We may not have had running water, or common ammenities per se, but a simple way of life certainly had its perks. A few days in, I felt remarkably relaxed–not the common, Western image of relaxation that features a beach and a healthy fix of laziness, but the sort of relaxation that pairs with fulfillment after a day of hearty work. Relaxation characterized by time well spent.
Some other perks of the “simple life:”• I enjoyed the freshest yogurt I have ever and will ever eat in my life.• The night sky, completely uninhibited by light pollution, showed more stars than I’ve seen in my life.• Warmth and small homes gathered us around the stove at night for time together without distraction, filled with lots of direct joy and laughter.
At home, I’m rather happy with my plumbing, indoor personal space, and plugged-in connections to the world.
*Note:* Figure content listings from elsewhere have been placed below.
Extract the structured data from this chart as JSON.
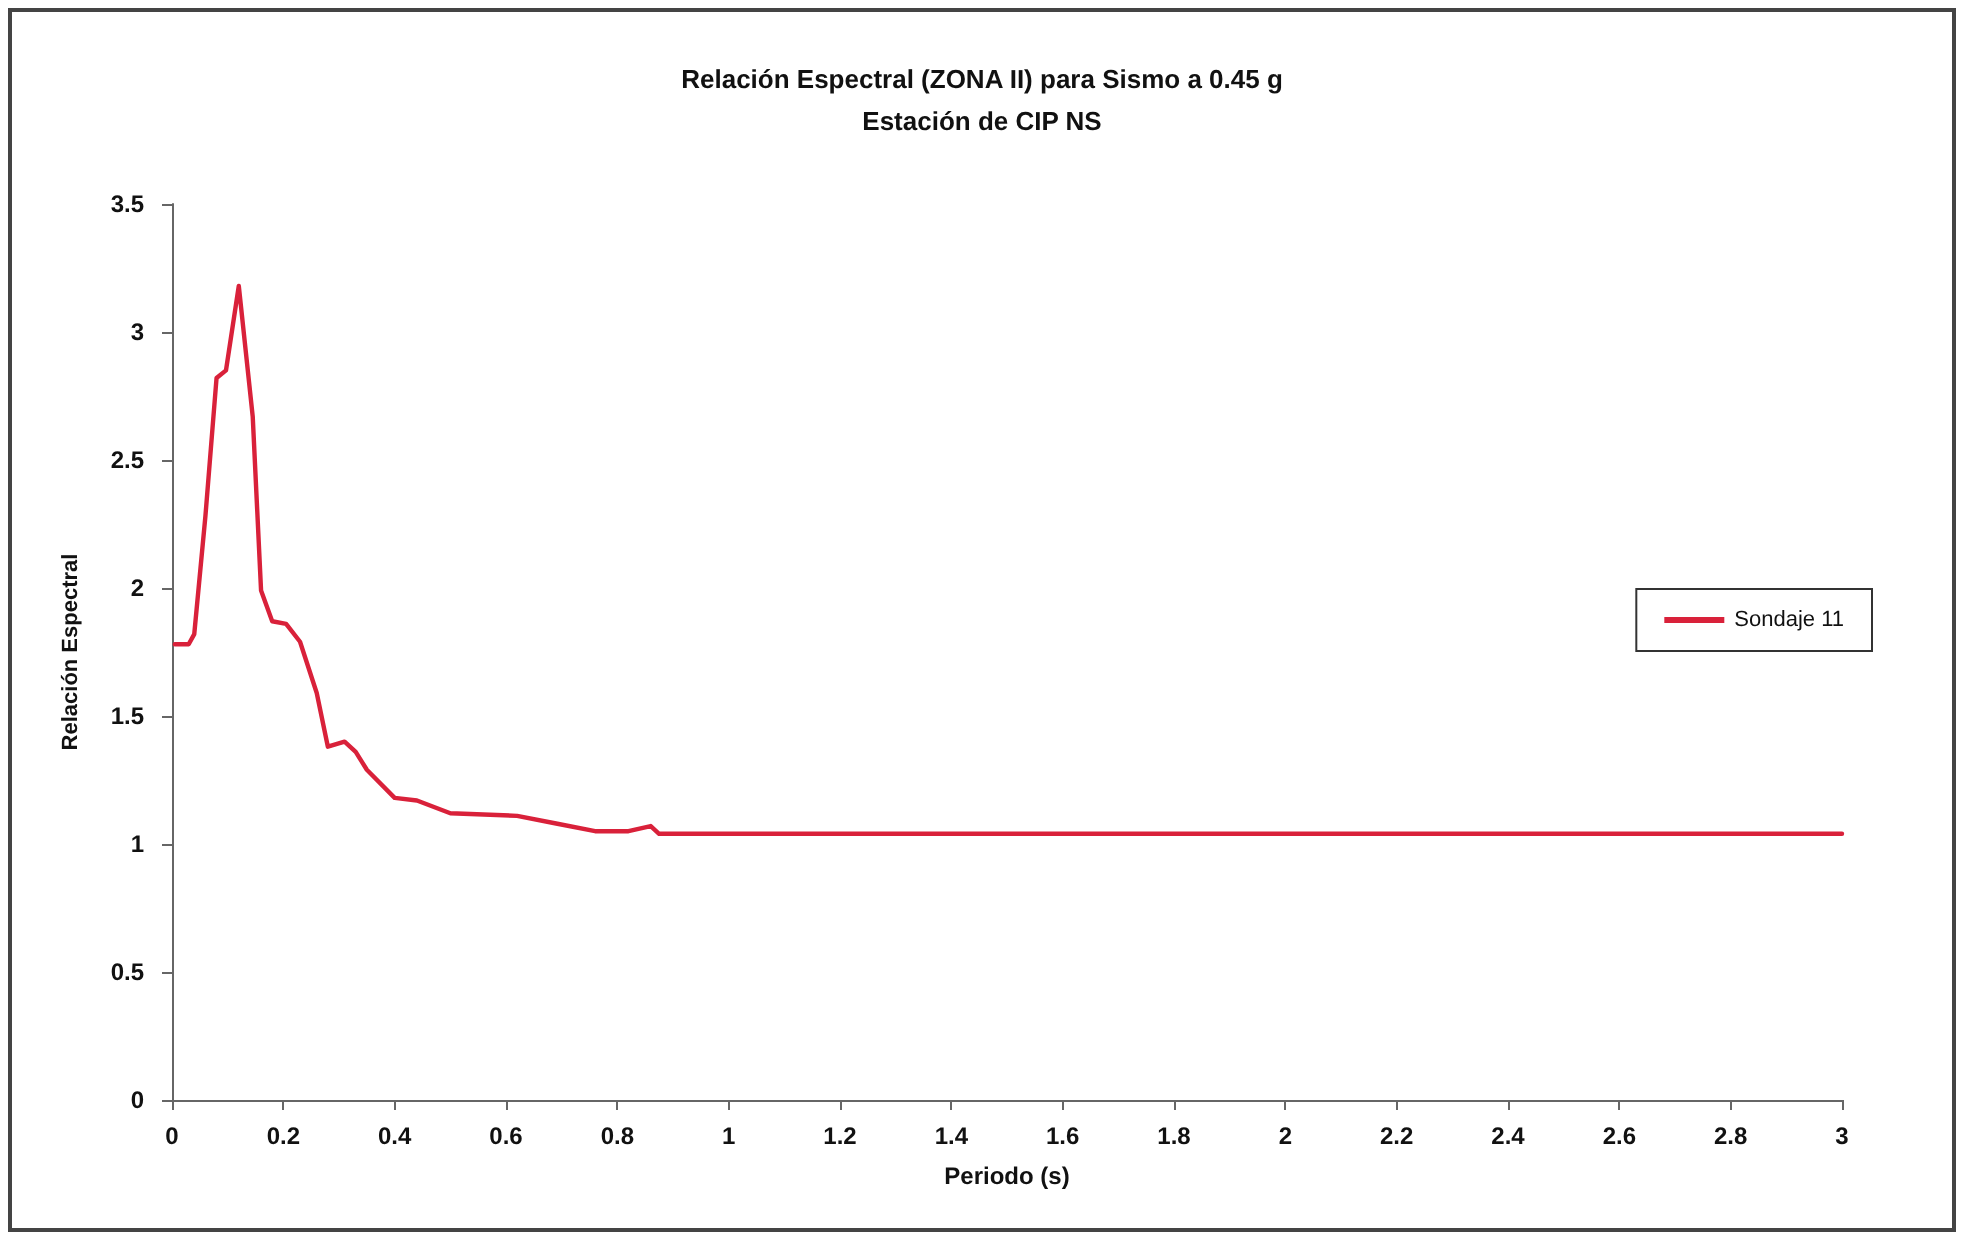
{
  "chart_data": {
    "type": "line",
    "title": "Relación Espectral (ZONA II) para Sismo a 0.45 g",
    "subtitle": "Estación de CIP NS",
    "xlabel": "Periodo (s)",
    "ylabel": "Relación Espectral",
    "xlim": [
      0,
      3
    ],
    "xticks": [
      0,
      0.2,
      0.4,
      0.6,
      0.8,
      1,
      1.2,
      1.4,
      1.6,
      1.8,
      2,
      2.2,
      2.4,
      2.6,
      2.8,
      3
    ],
    "ylim": [
      0,
      3.5
    ],
    "yticks": [
      0,
      0.5,
      1,
      1.5,
      2,
      2.5,
      3,
      3.5
    ],
    "grid": false,
    "legend": "right",
    "marker": "none",
    "line_style": "solid",
    "series": [
      {
        "name": "Sondaje 11",
        "color": "#d9213a",
        "x": [
          0.005,
          0.03,
          0.04,
          0.06,
          0.08,
          0.097,
          0.12,
          0.145,
          0.16,
          0.18,
          0.205,
          0.23,
          0.26,
          0.28,
          0.31,
          0.33,
          0.35,
          0.4,
          0.44,
          0.5,
          0.62,
          0.69,
          0.76,
          0.82,
          0.86,
          0.875,
          3
        ],
        "values": [
          1.78,
          1.78,
          1.82,
          2.28,
          2.82,
          2.85,
          3.18,
          2.67,
          1.99,
          1.87,
          1.86,
          1.79,
          1.59,
          1.38,
          1.4,
          1.36,
          1.29,
          1.18,
          1.17,
          1.12,
          1.11,
          1.08,
          1.05,
          1.05,
          1.07,
          1.04,
          1.04
        ]
      }
    ]
  }
}
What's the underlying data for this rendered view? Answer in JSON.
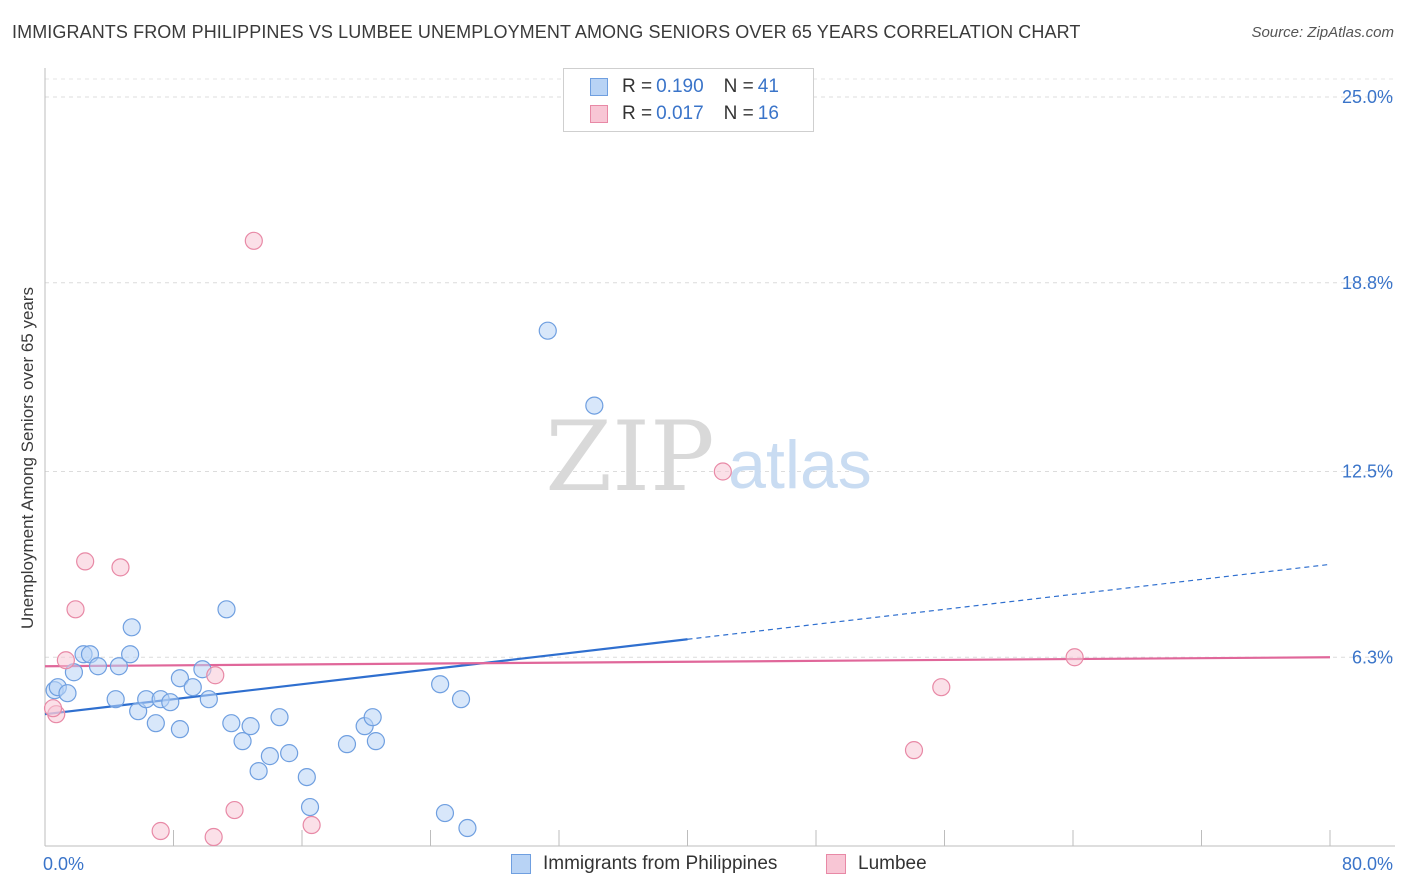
{
  "title": "IMMIGRANTS FROM PHILIPPINES VS LUMBEE UNEMPLOYMENT AMONG SENIORS OVER 65 YEARS CORRELATION CHART",
  "source": "Source: ZipAtlas.com",
  "watermark": {
    "zip": "ZIP",
    "atlas": "atlas"
  },
  "legend": {
    "rows": [
      {
        "r_label": "R = ",
        "r_value": "0.190",
        "n_label": "N = ",
        "n_value": "41"
      },
      {
        "r_label": "R = ",
        "r_value": "0.017",
        "n_label": "N = ",
        "n_value": "16"
      }
    ]
  },
  "chart_data": {
    "type": "scatter",
    "title": "IMMIGRANTS FROM PHILIPPINES VS LUMBEE UNEMPLOYMENT AMONG SENIORS OVER 65 YEARS CORRELATION CHART",
    "xlabel": "",
    "ylabel": "Unemployment Among Seniors over 65 years",
    "xlim": [
      0,
      80
    ],
    "ylim": [
      0,
      25
    ],
    "y_ticks": [
      6.3,
      12.5,
      18.8,
      25.0
    ],
    "y_tick_labels": [
      "6.3%",
      "12.5%",
      "18.8%",
      "25.0%"
    ],
    "x_tick_labels": [
      "0.0%",
      "80.0%"
    ],
    "legend_position": "top-center",
    "series": [
      {
        "name": "Immigrants from Philippines",
        "color": "#6f9fe0",
        "fill": "#b8d3f5",
        "trend_color": "#2f6fcf",
        "trend": {
          "x0": 0,
          "y0": 4.4,
          "x1": 40,
          "y1": 6.9,
          "dashed_to_x": 80,
          "dashed_to_y": 9.4
        },
        "points": [
          [
            0.6,
            5.2
          ],
          [
            0.8,
            5.3
          ],
          [
            1.4,
            5.1
          ],
          [
            1.8,
            5.8
          ],
          [
            2.4,
            6.4
          ],
          [
            2.8,
            6.4
          ],
          [
            3.3,
            6.0
          ],
          [
            4.4,
            4.9
          ],
          [
            4.6,
            6.0
          ],
          [
            5.3,
            6.4
          ],
          [
            5.4,
            7.3
          ],
          [
            5.8,
            4.5
          ],
          [
            6.3,
            4.9
          ],
          [
            6.9,
            4.1
          ],
          [
            7.2,
            4.9
          ],
          [
            7.8,
            4.8
          ],
          [
            8.4,
            3.9
          ],
          [
            8.4,
            5.6
          ],
          [
            9.2,
            5.3
          ],
          [
            9.8,
            5.9
          ],
          [
            10.2,
            4.9
          ],
          [
            11.3,
            7.9
          ],
          [
            11.6,
            4.1
          ],
          [
            12.3,
            3.5
          ],
          [
            12.8,
            4.0
          ],
          [
            13.3,
            2.5
          ],
          [
            14.0,
            3.0
          ],
          [
            14.6,
            4.3
          ],
          [
            15.2,
            3.1
          ],
          [
            16.3,
            2.3
          ],
          [
            16.5,
            1.3
          ],
          [
            18.8,
            3.4
          ],
          [
            19.9,
            4.0
          ],
          [
            20.4,
            4.3
          ],
          [
            20.6,
            3.5
          ],
          [
            24.6,
            5.4
          ],
          [
            24.9,
            1.1
          ],
          [
            25.9,
            4.9
          ],
          [
            26.3,
            0.6
          ],
          [
            31.3,
            17.2
          ],
          [
            34.2,
            14.7
          ]
        ]
      },
      {
        "name": "Lumbee",
        "color": "#e889a6",
        "fill": "#f8c6d5",
        "trend_color": "#e0679a",
        "trend": {
          "x0": 0,
          "y0": 6.0,
          "x1": 80,
          "y1": 6.3
        },
        "points": [
          [
            0.7,
            4.4
          ],
          [
            1.3,
            6.2
          ],
          [
            1.9,
            7.9
          ],
          [
            2.5,
            9.5
          ],
          [
            4.7,
            9.3
          ],
          [
            7.2,
            0.5
          ],
          [
            10.5,
            0.3
          ],
          [
            11.8,
            1.2
          ],
          [
            10.6,
            5.7
          ],
          [
            13.0,
            20.2
          ],
          [
            16.6,
            0.7
          ],
          [
            42.2,
            12.5
          ],
          [
            54.1,
            3.2
          ],
          [
            55.8,
            5.3
          ],
          [
            64.1,
            6.3
          ],
          [
            0.5,
            4.6
          ]
        ]
      }
    ]
  }
}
I should be wary not to over-glorify their lifestyle–many people would be quick to embrace a lifestyle different than their own, without taking the time to appreciate its limitations.
Rather, my focus is on living one’s values. To me, it seemed that the rural Tibetan lifestyle aligned perfectly with their values, prioritizing family, joy, and stability, and minimizing distraction. It makes me consider what I could achieve by working backwards from my values: establishing what it is that I consider important, and then building my life around it. It makes me think that we too can be intentional about which distractions are worth while–we too can consider a simpler life.